The Janus decision will also determine how much unions can spend to help seat or unseat elected officials.

“Deprive [the] four biggest public unions of non-member fees and the $166 million they spent on federal candidates in 2016 would drop closer to $55 million,” according to a Politico analysis. Let’s assume a conservative court votes, as anticipated, to end the practice of collecting fees from non-members. Labor will have less money to organize, in spite of greater challenges under a Trump administration.

Teachers’ unions represent some of the largest unions in the country, and they deploy critical boots on the ground during political campaigns. Their support of the Democratic Party goes well beyond education. This is one of the major reasons why, during his 2016 presidential run, former New Jersey governor, and Republican, Chris Christie said on national television that a national teachers’ union deserved a “punch in the face.”

Related: It was only a matter of time before the #MeToo movement rocked schools

If funding goes away, new strategies that involve schools must be developed. The academic and social skills that teachers instill in children, their importance to our economy and way of life, make teachers and students significant political players, even when they’re not invited to the collective bargaining table. If a school shuts down, the local economy has to adjust.
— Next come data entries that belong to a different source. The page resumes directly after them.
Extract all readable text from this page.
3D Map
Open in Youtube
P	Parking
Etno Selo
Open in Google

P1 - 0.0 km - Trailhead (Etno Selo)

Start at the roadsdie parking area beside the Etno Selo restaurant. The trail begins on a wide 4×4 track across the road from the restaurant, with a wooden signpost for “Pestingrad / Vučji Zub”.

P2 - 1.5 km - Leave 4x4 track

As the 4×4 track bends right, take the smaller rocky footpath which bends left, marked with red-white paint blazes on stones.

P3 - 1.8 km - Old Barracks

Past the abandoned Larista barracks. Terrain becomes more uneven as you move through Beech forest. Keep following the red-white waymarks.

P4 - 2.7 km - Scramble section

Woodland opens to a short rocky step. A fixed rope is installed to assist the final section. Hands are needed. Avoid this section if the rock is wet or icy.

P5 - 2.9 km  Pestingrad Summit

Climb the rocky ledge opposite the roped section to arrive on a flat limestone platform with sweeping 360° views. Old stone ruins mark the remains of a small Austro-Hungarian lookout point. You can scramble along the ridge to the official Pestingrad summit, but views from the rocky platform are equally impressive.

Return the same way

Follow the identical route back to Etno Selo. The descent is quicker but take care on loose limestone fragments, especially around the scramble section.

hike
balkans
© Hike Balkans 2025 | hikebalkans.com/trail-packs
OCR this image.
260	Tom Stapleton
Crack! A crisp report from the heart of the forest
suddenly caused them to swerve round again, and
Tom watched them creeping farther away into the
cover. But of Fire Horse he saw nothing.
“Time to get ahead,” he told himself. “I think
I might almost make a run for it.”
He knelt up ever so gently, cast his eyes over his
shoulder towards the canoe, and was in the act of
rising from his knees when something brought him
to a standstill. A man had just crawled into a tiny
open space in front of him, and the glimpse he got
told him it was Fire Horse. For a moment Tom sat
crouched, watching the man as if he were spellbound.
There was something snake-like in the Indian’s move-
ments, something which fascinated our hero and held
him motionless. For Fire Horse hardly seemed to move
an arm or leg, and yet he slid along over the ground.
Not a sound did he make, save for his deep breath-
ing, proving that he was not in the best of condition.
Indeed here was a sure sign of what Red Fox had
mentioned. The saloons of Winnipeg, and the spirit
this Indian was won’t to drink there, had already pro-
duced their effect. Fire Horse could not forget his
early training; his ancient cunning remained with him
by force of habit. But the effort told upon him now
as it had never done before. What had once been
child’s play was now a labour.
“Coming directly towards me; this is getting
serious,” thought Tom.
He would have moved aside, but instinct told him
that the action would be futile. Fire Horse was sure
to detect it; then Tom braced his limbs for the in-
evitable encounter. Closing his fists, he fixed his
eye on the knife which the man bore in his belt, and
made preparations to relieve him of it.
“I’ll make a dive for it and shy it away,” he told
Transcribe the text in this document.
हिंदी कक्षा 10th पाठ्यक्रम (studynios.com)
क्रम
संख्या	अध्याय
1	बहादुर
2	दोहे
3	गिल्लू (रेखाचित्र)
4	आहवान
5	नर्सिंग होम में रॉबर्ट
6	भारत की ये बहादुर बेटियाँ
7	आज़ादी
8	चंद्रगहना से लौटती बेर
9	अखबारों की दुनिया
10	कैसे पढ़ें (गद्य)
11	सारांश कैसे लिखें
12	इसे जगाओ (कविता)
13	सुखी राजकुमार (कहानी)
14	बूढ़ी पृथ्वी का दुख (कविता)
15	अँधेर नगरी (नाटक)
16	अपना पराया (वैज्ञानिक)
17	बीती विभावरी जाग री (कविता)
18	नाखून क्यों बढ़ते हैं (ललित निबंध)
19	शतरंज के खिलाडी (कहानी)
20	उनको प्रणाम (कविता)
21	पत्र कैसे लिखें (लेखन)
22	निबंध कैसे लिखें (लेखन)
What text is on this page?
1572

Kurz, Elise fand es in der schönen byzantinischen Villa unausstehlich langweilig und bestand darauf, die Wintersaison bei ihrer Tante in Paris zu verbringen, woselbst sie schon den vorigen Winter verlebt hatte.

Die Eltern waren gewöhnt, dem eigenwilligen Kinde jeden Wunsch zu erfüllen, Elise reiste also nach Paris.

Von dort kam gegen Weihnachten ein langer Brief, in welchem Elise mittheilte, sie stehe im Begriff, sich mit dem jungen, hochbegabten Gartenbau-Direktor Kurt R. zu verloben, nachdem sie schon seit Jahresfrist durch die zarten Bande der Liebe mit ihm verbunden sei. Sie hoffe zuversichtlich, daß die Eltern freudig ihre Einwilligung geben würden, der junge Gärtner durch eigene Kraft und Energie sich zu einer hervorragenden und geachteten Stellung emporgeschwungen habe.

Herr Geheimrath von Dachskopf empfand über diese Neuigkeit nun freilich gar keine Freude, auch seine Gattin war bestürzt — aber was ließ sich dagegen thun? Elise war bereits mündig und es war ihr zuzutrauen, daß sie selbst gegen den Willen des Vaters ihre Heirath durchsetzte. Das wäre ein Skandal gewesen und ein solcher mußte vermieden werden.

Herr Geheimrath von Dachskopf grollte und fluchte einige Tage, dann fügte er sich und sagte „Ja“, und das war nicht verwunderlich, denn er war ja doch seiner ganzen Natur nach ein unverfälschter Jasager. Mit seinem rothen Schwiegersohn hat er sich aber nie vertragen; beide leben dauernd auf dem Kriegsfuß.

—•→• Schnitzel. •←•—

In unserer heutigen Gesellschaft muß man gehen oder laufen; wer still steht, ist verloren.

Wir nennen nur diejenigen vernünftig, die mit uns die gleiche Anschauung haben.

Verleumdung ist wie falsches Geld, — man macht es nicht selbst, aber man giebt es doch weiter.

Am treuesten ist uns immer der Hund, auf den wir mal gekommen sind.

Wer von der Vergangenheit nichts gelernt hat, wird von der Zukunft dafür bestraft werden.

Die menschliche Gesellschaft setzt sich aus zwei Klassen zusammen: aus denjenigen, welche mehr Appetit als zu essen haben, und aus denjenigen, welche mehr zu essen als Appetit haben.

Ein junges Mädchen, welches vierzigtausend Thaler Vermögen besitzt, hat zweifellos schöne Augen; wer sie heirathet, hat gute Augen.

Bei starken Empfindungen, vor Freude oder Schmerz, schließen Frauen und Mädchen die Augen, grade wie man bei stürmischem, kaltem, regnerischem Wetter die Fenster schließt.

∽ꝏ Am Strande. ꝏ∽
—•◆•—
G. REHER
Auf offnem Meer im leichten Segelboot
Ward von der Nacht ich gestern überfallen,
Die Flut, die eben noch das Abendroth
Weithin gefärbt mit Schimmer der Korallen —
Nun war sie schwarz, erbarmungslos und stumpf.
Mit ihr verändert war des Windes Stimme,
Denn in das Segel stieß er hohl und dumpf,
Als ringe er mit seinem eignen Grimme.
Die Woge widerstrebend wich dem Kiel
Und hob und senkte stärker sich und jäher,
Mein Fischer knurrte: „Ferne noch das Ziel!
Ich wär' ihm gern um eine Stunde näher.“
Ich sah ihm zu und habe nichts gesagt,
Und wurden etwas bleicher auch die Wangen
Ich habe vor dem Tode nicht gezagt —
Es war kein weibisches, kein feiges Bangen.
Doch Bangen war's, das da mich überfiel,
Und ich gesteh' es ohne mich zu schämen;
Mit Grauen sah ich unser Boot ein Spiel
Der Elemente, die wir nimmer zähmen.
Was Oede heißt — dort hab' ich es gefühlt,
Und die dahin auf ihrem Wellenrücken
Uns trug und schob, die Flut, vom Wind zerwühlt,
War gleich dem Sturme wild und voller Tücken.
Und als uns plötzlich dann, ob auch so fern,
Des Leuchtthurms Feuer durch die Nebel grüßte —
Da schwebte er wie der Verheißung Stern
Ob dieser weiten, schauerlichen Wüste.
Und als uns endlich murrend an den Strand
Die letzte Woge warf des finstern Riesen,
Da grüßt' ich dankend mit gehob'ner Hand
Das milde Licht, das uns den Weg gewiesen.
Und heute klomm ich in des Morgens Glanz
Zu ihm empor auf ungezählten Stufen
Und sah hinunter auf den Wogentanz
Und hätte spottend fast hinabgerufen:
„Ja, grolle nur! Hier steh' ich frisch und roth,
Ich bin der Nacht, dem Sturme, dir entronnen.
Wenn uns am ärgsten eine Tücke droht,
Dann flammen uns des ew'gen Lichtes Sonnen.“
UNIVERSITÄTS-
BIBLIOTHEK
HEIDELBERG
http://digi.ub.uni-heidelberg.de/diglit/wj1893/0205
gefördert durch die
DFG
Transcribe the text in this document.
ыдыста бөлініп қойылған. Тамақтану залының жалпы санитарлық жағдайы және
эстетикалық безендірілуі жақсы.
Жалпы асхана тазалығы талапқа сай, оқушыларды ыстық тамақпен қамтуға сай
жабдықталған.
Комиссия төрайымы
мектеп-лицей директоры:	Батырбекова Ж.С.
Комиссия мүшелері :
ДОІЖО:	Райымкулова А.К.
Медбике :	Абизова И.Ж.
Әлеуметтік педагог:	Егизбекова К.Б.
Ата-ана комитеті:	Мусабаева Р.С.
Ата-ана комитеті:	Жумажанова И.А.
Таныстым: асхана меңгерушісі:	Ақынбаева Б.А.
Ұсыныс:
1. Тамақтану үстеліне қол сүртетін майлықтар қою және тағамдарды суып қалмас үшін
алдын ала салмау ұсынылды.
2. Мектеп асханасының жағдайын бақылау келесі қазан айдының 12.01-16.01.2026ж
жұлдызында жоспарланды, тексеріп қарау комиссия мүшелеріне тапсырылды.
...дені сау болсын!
Think about what happens in the north when schools close due to snow accumulation. People call off work; spending patterns, traffic and even energy consumption changes.

Teachers and students are harnessing that power to beat back the acute threats of low pay and gun violence. But they must also see their connection to a larger progressive movement. There’s an opportunity here to link up with other movements, such as gun control, to build a multiracial, cross-sector coalition that can counter the economic might of the corporate leadership.

When asked about the teachers’ strike in West Virginia, Steve Buford, electrical technician at Riverside High School in Belle, W.Va., pointed to how there is a broader mission. “I don’t think this is a strike or a work stoppage,” he said. “I think this is a movement for a better future for West Virginia.”

I am not advocating for cynically manipulating the idealism and passion of students and teachers to force change, at the expense of educating our children. But students don’t live in hermetically sealed schools — they live in communities. And we must help make sure they enter a just world when they graduate. Students and teachers are taking the lead to improve our society; we must support their efforts and follow their example.